Linkage of the trigonal complex [Fe₂NiO­(Piv)₆] (where Piv^– = pivalate) by a series of polypyridine ligands, namely, tris­(4-pyridyl)­triazine (L²), 2,6-bis­(3-pyridyl)-4-(4-pyridyl)­pyridine (L³), N-(bis-2,2-(4-pyridyloxymethyl)-3-(4-pyridyloxy)­propyl))­pyridone-4 (L⁴), and 4-(N,N-diethylamino)­phenyl-bis-2,6-(4-pyridyl)­pyridine (L⁵) resulted in the formation of novel coordination polymers [Fe₂NiO­(Piv)₆(L²)]_n (2), [Fe₂NiO­(Piv)₆(L³)]_n (3), [Fe₂NiO­(Piv)₆(L⁴)]_n·nHPiv (4), and [{Fe₂NiO­(Piv)₆}₄{L⁵}₆]_n·3nDEF (5, where DEF is N,N-diethylformamide), which were crystallographically characterized.

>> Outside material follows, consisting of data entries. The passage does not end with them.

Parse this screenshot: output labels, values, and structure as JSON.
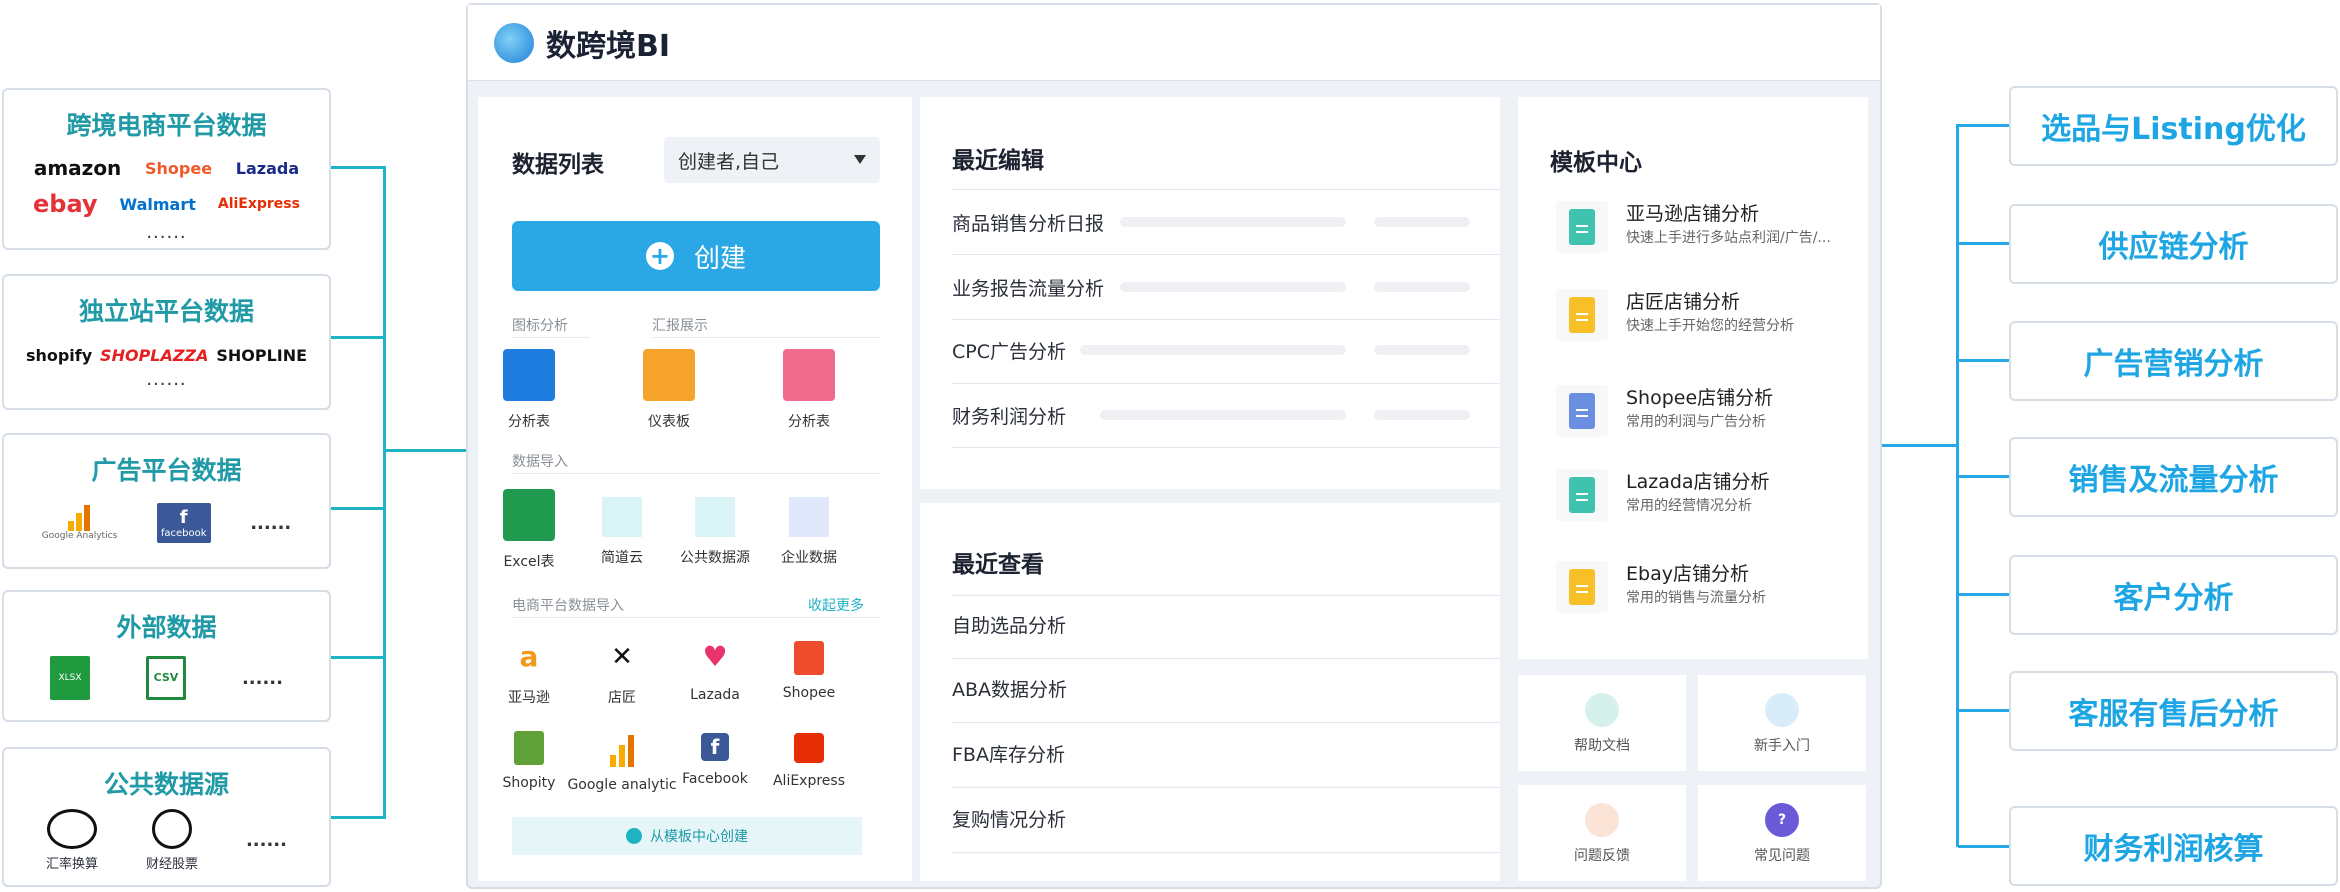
{
  "sources": [
    {
      "title": "跨境电商平台数据",
      "logos": [
        "amazon",
        "Shopee",
        "Lazada",
        "ebay",
        "Walmart",
        "AliExpress"
      ],
      "more": "......"
    },
    {
      "title": "独立站平台数据",
      "logos": [
        "shopify",
        "SHOPLAZZA",
        "SHOPLINE"
      ],
      "more": "......"
    },
    {
      "title": "广告平台数据",
      "logos": [
        "Google Analytics",
        "facebook"
      ],
      "more": "......"
    },
    {
      "title": "外部数据",
      "logos": [
        "XLSX",
        "CSV"
      ],
      "more": "......"
    },
    {
      "title": "公共数据源",
      "logos": [
        "汇率换算",
        "财经股票"
      ],
      "more": "......"
    }
  ],
  "app": {
    "brand": "数跨境BI",
    "data_list": {
      "title": "数据列表",
      "filter": "创建者,自己",
      "create": "创建",
      "sections": {
        "chart": "图标分析",
        "report": "汇报展示",
        "import": "数据导入",
        "ecom": "电商平台数据导入",
        "collapse": "收起更多"
      },
      "chart_tiles": [
        "分析表",
        "仪表板",
        "分析表"
      ],
      "import_tiles": [
        "Excel表",
        "简道云",
        "公共数据源",
        "企业数据"
      ],
      "ecom_tiles": [
        "亚马逊",
        "店匠",
        "Lazada",
        "Shopee",
        "Shopity",
        "Google analytic",
        "Facebook",
        "AliExpress"
      ],
      "from_template": "从模板中心创建"
    },
    "recent_edit": {
      "title": "最近编辑",
      "items": [
        "商品销售分析日报",
        "业务报告流量分析",
        "CPC广告分析",
        "财务利润分析"
      ]
    },
    "recent_view": {
      "title": "最近查看",
      "items": [
        "自助选品分析",
        "ABA数据分析",
        "FBA库存分析",
        "复购情况分析"
      ]
    },
    "template_center": {
      "title": "模板中心",
      "items": [
        {
          "name": "亚马逊店铺分析",
          "desc": "快速上手进行多站点利润/广告/...",
          "color": "#3fc2ae"
        },
        {
          "name": "店匠店铺分析",
          "desc": "快速上手开始您的经营分析",
          "color": "#f6c026"
        },
        {
          "name": "Shopee店铺分析",
          "desc": "常用的利润与广告分析",
          "color": "#6b8fe0"
        },
        {
          "name": "Lazada店铺分析",
          "desc": "常用的经营情况分析",
          "color": "#3fc2ae"
        },
        {
          "name": "Ebay店铺分析",
          "desc": "常用的销售与流量分析",
          "color": "#f6c026"
        }
      ]
    },
    "quick_links": [
      "帮助文档",
      "新手入门",
      "问题反馈",
      "常见问题"
    ]
  },
  "categories": [
    "选品与Listing优化",
    "供应链分析",
    "广告营销分析",
    "销售及流量分析",
    "客户分析",
    "客服有售后分析",
    "财务利润核算"
  ]
}
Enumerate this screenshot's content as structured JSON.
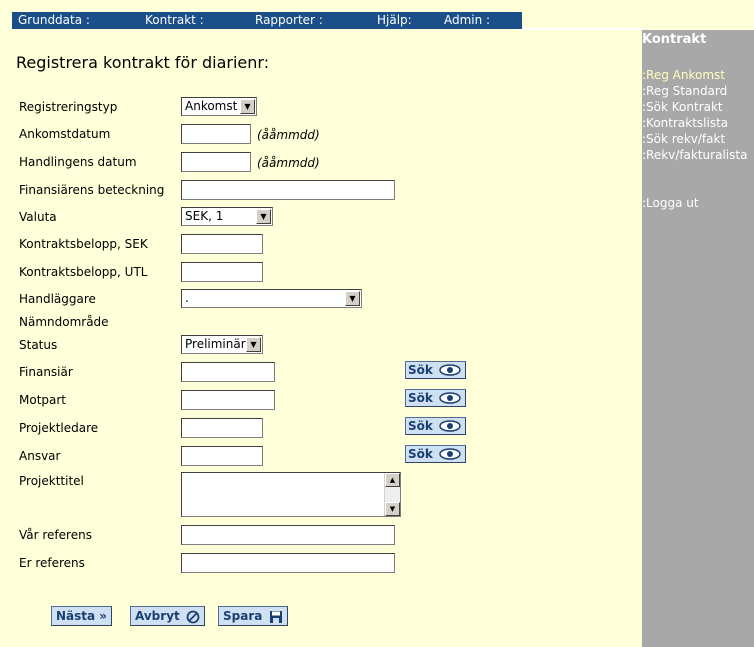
{
  "topnav": [
    {
      "label": "Grunddata :"
    },
    {
      "label": "Kontrakt :"
    },
    {
      "label": "Rapporter :"
    },
    {
      "label": "Hjälp:"
    },
    {
      "label": "Admin :"
    }
  ],
  "sidebar": {
    "title": "Kontrakt",
    "items": [
      {
        "label": ":Reg Ankomst"
      },
      {
        "label": ":Reg Standard"
      },
      {
        "label": ":Sök Kontrakt"
      },
      {
        "label": ":Kontraktslista"
      },
      {
        "label": ":Sök rekv/fakt"
      },
      {
        "label": ":Rekv/fakturalista"
      }
    ],
    "logout": ":Logga ut"
  },
  "form": {
    "title": "Registrera kontrakt för diarienr:",
    "date_hint": "(ååmmdd)",
    "labels": {
      "registreringstyp": "Registreringstyp",
      "ankomstdatum": "Ankomstdatum",
      "handlingens_datum": "Handlingens datum",
      "finansiarens_beteckning": "Finansiärens beteckning",
      "valuta": "Valuta",
      "belopp_sek": "Kontraktsbelopp, SEK",
      "belopp_utl": "Kontraktsbelopp, UTL",
      "handlaggare": "Handläggare",
      "namndomrade": "Nämndområde",
      "status": "Status",
      "finansiar": "Finansiär",
      "motpart": "Motpart",
      "projektledare": "Projektledare",
      "ansvar": "Ansvar",
      "projekttitel": "Projekttitel",
      "var_referens": "Vår referens",
      "er_referens": "Er referens"
    },
    "values": {
      "registreringstyp": "Ankomst",
      "valuta": "SEK, 1",
      "handlaggare": ".",
      "status": "Preliminär"
    },
    "search_label": "Sök"
  },
  "actions": {
    "next": "Nästa »",
    "cancel": "Avbryt",
    "save": "Spara"
  }
}
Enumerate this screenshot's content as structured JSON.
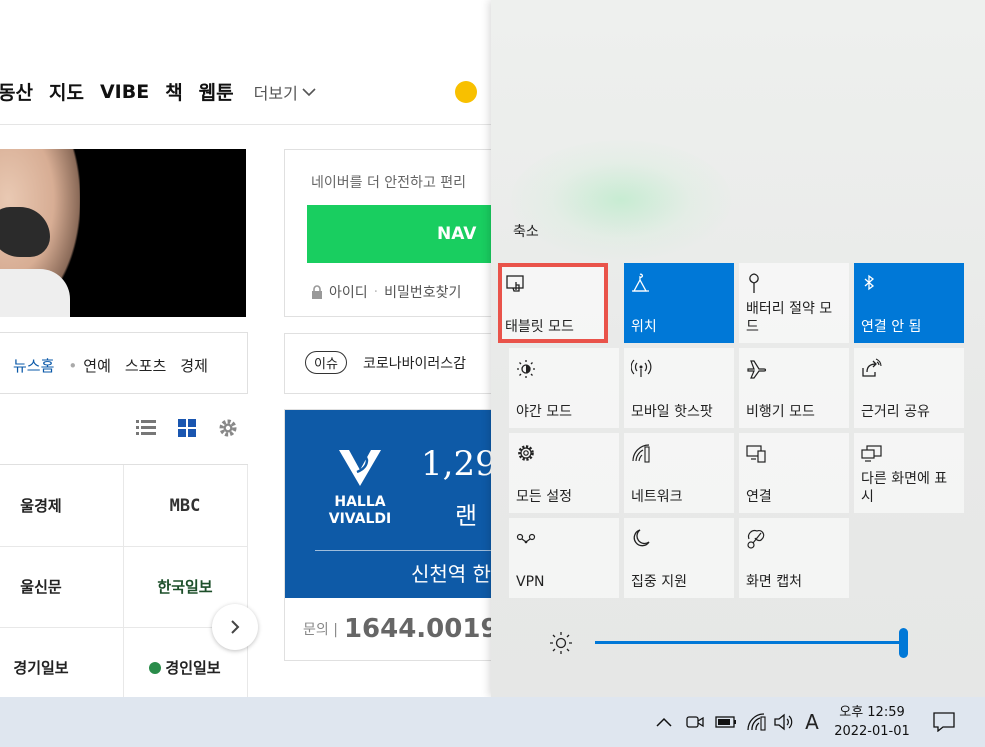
{
  "naver": {
    "nav_items": [
      "동산",
      "지도",
      "VIBE",
      "책",
      "웹툰"
    ],
    "nav_more": "더보기",
    "news_home": "뉴스홈",
    "news_links": [
      "연예",
      "스포츠",
      "경제"
    ],
    "press": [
      "울경제",
      "MBC",
      "울신문",
      "한국일보",
      "경기일보",
      "경인일보"
    ],
    "login_text": "네이버를 더 안전하고 편리",
    "login_button": "NAV",
    "login_id": "아이디",
    "login_pw": "비밀번호찾기",
    "issue_badge": "이슈",
    "issue_text": "코로나바이러스감",
    "ad_logo_line1": "HALLA",
    "ad_logo_line2": "VIVALDI",
    "ad_number": "1,29",
    "ad_sub": "랜",
    "ad_station": "신천역 한",
    "ad_phone_label": "문의 |",
    "ad_phone": "1644.0019"
  },
  "action_center": {
    "collapse": "축소",
    "tiles": [
      {
        "label": "태블릿 모드",
        "icon": "tablet-mode-icon",
        "on": false
      },
      {
        "label": "위치",
        "icon": "location-icon",
        "on": true
      },
      {
        "label": "배터리 절약 모드",
        "icon": "battery-saver-icon",
        "on": false
      },
      {
        "label": "연결 안 됨",
        "icon": "bluetooth-icon",
        "on": true
      },
      {
        "label": "야간 모드",
        "icon": "night-light-icon",
        "on": false
      },
      {
        "label": "모바일 핫스팟",
        "icon": "mobile-hotspot-icon",
        "on": false
      },
      {
        "label": "비행기 모드",
        "icon": "airplane-icon",
        "on": false
      },
      {
        "label": "근거리 공유",
        "icon": "nearby-share-icon",
        "on": false
      },
      {
        "label": "모든 설정",
        "icon": "settings-gear-icon",
        "on": false
      },
      {
        "label": "네트워크",
        "icon": "network-icon",
        "on": false
      },
      {
        "label": "연결",
        "icon": "connect-icon",
        "on": false
      },
      {
        "label": "다른 화면에 표시",
        "icon": "project-icon",
        "on": false
      },
      {
        "label": "VPN",
        "icon": "vpn-icon",
        "on": false
      },
      {
        "label": "집중 지원",
        "icon": "focus-assist-icon",
        "on": false
      },
      {
        "label": "화면 캡처",
        "icon": "screen-snip-icon",
        "on": false
      }
    ],
    "brightness": 1.0
  },
  "taskbar": {
    "ime": "A",
    "time_period": "오후 12:59",
    "date": "2022-01-01"
  },
  "colors": {
    "accent": "#0078d7",
    "naver_green": "#19ce60",
    "highlight": "#e9534a"
  }
}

The topological analysis of 3, 4, and 5 disclosed the 3,3,4,4-connected 2D (3, 4) or 3,4,4-connected 1D (5) underlying networks which, upon further simplification, gave rise to the uninodal 3-connected nets with the respective fes (3, 4) or SP 1-periodic net (4,4)­(0,2) (5) topologies, driven by the cluster [Fe₂Ni­(μ₃-O)­(μ-Piv)₆] nodes and the polypyridine μ₃-L^3,4 or μ₂-L⁵ blocks. The obtained topologies were compared with those identified in other closely related derivatives [Fe₂NiO­(Piv)₆(L¹)]_n (1) and {Fe₂NiO­(Piv)₆}₈{L⁶}₁₂ (6), where L¹ and L⁶ are tris­(4-pyridyl)­pyridine and 4-(N,N-dimethylamino)­phenyl-bis-2,6-(4-pyridyl)­pyridine, respectively. It was shown that a key structure-driven role in defining the dimensionality and topology of the resulting coordination network is played by the type of polypyridine spacer. Compounds 2 and 3 possess a porous structure, as confirmed by the N₂ and H₂ sorption data at 78 K. Methanol and ethanol sorption by 2 was also studied indicating that the pores filled by these substrates did not induce any structural rearrangement of this sorbent. Additionally, porous coordination polymer 2 was also applied as a heterogeneous catalyst for the condensation of salicylaldehyde or 9-anthracenecarbaldehyde with malononitrile. The best activity of 2 was observed in the case of salicylaldehyde substrate, resulting in up to 88% conversion into 2-imino-2H-chromen-3-carbonitrile.